Wien-Wellington: Die Wiener Wurzeln des neuseeländischen Premierministers Key

Neuseeland. Das unbekannte Schicksal der jüdischen Vorfahren von Premier John Key: Seine Mutter war Österreicherin. In der NS-Zeit wurde die Familie beraubt, manchen gelang die Flucht, drei Verwandte starben in Vernichtungslagern.

Ein Grabstein auf dem jüdischen Teil des Wiener Zentralfriedhofs ist die einzige sichtbare Spur, die auf die Herkunft des neuseeländischen Premiers John Key hinweist. Von Efeu umwachsen, der in Granit gemeißelte Name „Max Lazar“ und die hebräische Inschrift sind verwittert, kaum noch lesbar.
Max Lazar war der Großvater von John Key.

John Key wurde vor vier Wochen in der neuseeländischen Hauptstadt Wellington als Premier angelobt. Sein Leben war von starkem Aufstiegswillen geprägt. Damit hatte er seine beiden Träume erfüllt. Schon als Achtjähriger soll er seiner Mutter gesagt haben, was er einmal erreichen wollte: „Millionen Dollar verdienen und Ministerpräsident werden.“ Key absolvierte ein Wirtschaftsstudium in Großbritannien, wurde dann Finanzprüfer in seiner Heimatstadt Christchurch in Neuseeland. Im Alter von 34 Jahren stieg er bei der Investmentbank Merrill Lynch als Devisenhändler in Singapur ein, wo er sich als hartnäckiger und geschickter Stratege profilierte. Noch im selben Jahr wurde er Leiter der Abteilung für Außenhandel in London. Knapp 2,25 Millionen Dollar verdiente Key damals im Jahr. So viel hatte keiner aus der alteingesessenen jüdischen Kaufmannsfamilie je erreichen können.
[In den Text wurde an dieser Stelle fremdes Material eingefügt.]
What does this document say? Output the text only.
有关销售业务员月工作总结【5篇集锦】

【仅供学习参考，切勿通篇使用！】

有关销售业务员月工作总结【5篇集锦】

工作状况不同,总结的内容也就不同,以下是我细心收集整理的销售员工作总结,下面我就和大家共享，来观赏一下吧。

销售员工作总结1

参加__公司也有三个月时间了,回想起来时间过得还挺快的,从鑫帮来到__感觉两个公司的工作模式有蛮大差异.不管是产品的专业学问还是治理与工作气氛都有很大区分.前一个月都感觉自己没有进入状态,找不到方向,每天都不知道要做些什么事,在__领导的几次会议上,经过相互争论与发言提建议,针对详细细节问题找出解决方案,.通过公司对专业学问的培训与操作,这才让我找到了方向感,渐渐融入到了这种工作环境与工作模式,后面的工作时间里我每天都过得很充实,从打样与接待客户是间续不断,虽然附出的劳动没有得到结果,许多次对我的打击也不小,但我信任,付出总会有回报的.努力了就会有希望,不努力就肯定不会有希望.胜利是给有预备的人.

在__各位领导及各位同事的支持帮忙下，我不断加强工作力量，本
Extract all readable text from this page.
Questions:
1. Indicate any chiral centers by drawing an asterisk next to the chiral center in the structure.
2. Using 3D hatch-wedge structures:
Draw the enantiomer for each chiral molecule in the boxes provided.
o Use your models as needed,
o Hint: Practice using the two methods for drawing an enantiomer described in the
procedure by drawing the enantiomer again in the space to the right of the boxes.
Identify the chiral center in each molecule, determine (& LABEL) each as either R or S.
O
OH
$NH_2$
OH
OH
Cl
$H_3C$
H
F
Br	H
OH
Familienehrgeiz. Vor sechs Jahren erst kehrte der Banker nach Neuseeland zurück und stieg in die Politik ein. Vier Jahre ­später war er Parteichef der konservativen New Zealand National Party. Am 11. November 2008 ging seine Partei mit 45 Prozent als unangefochtener Sieger aus den Parlamentswahlen hervor. Es war die Erfüllung eines Traums, den Key nach eigener Aussage dem Überlebenskampf der Mutter zu verdanken hat. John Keys Mutter Ruth, geborene Lazar, war gerade 16 Jahre alt geworden, als die Nationalsozialisten im März 1938 in Österreich einmarschierten. Die Lazars waren eine typische jüdische Mittelstandsfamilie in Wien gewesen. Der Vater hatte mit seinen Brüdern 1922 eine Lederwarenfirma gegründet, bald kam eine Gerberei in Simmering dazu. Die Kinder Herbert und Ruth wuchsen in einem jüdischen, aber nicht streng religiösen Milieu auf. Sie besuchten wie viele jüdische Kinder aus liberalen Familien das Realgymnasium Radetzkyschule in Wien-Landstraße, nur zwei Häuserblocks von der elterlichen Wohnung entfernt. 1929/30 hatte dort der spätere österreichische Bundeskanzler Bruno Kreisky maturiert, Kreiskys Onkel Oskar unterrichtete an der Radetzkyschule Deutsch und Französisch, ehe er im März 1938 als Jude entlassen wurde. „Ruth war ein sehr lebendiges, hilfsbereites Mädchen“, erinnert sich die 85-jährige Susan Messinger, eine von Ruths ehemaligen Klassenkameradinnen, die heute in Chicago lebt. 44 Mädchen waren sie in der Klasse. „Ruth war ehrgeiziger als die Mädels aus den wohlhabenderen Häusern“, erzählt sie. Einmal gab es eine Nachprüfung in Französisch, im Fach Handarbeit war Ruth immer unter den Besten.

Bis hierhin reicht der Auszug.